Going back to your code:
INTENABLE = 0; // volatile write (A)
my_var += 5; // normal write
INTENABLE = 1; // volatile write (B)
Here INTENABLE
is volatile so all accesses are observable; the compiler must produce exactly those side effects; the normal writes are internal to the abstract machine and the compiler need only to preserve these side effects WRT to producing the correct result, without accounting for any signals which are outside the abstract semantics of C/C++.
In term of ptrace semantics, you can set a breakpoint at point (A) and (B) and observe or change the value of INTENABLE
but that's all.
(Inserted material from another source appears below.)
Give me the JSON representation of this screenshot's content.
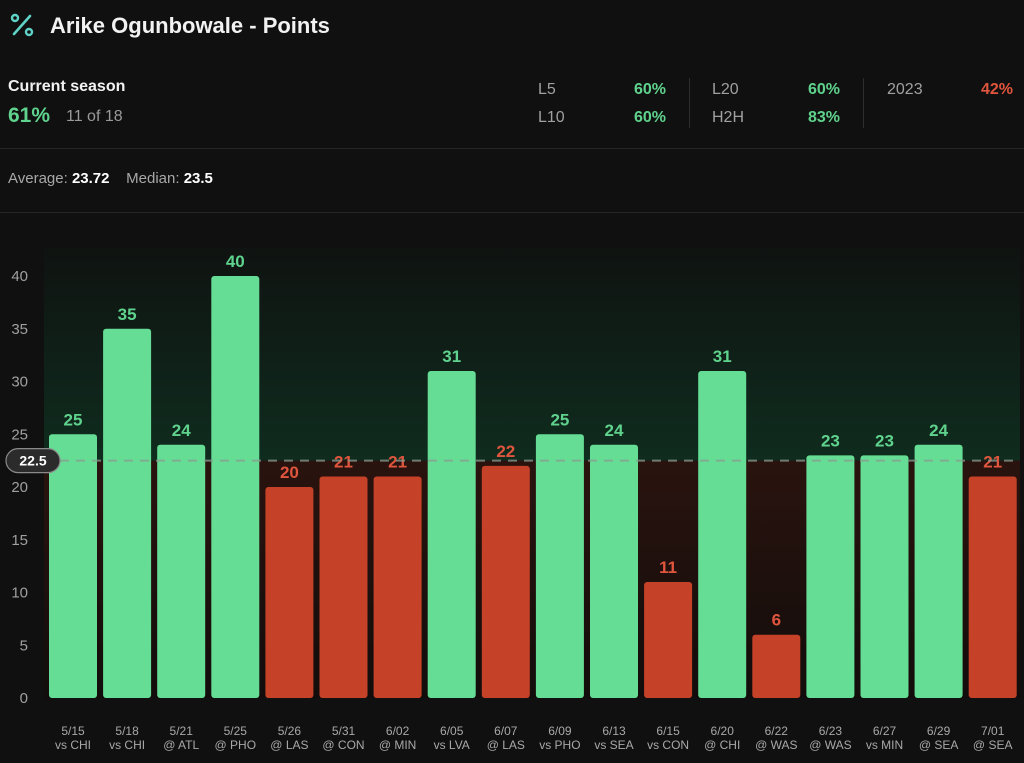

Although my_var
may not be optimized out completely as it accessible by outside code (the signal handing code) but there is nothing else in that function that can access it, so the concrete representation of my_var
doesn't have to match its the value according to the abstract machine at that point.
It's different if you have call to an truly external (not analyzable by the compiler, outside the "collectively translated code") do-nothing function in between:
INTENABLE = 0; // volatile write (A)
external_func_1(); // actual NOP be can access my_var
my_var += 5; // normal write
external_func_2(); // actual NOP be can access my_var
INTENABLE = 1; // volatile write (B)
Note that both of these calls to do-nothing-possibly-do-anything external functions are needed:
external_func_1()
possibly observes the previous value of my_var
external_func_2()
possibly observes the new value of my_var
These calls are to external, separately compiled NOP functions that have to be made according to the ABI; thus all globally accessible objects must carry the ABI representation of their abstract machine value: the objects must reach their canonical state, unlike the optimized state where the optimizer knows that some concrete memory representation of some objects have not reached the value of the abstract machine.
In GCC such do-nothing external function can be spelled either asm("" : : : "memory");
or just asm("");
. The "memory"
is vaguely specified but clearly means "accesses anything in memory whose address has been leaked globally".
[See here I'm relying on the transparent intent of the specification and not on its words as the words are very often badly chosen(#) and not used by anyone to build an implementation anyway, and only the opinion of people count, the words never do.
(#) at least in the world of common programming languages where people don't have the qualification to write formal or even correct specifications. ]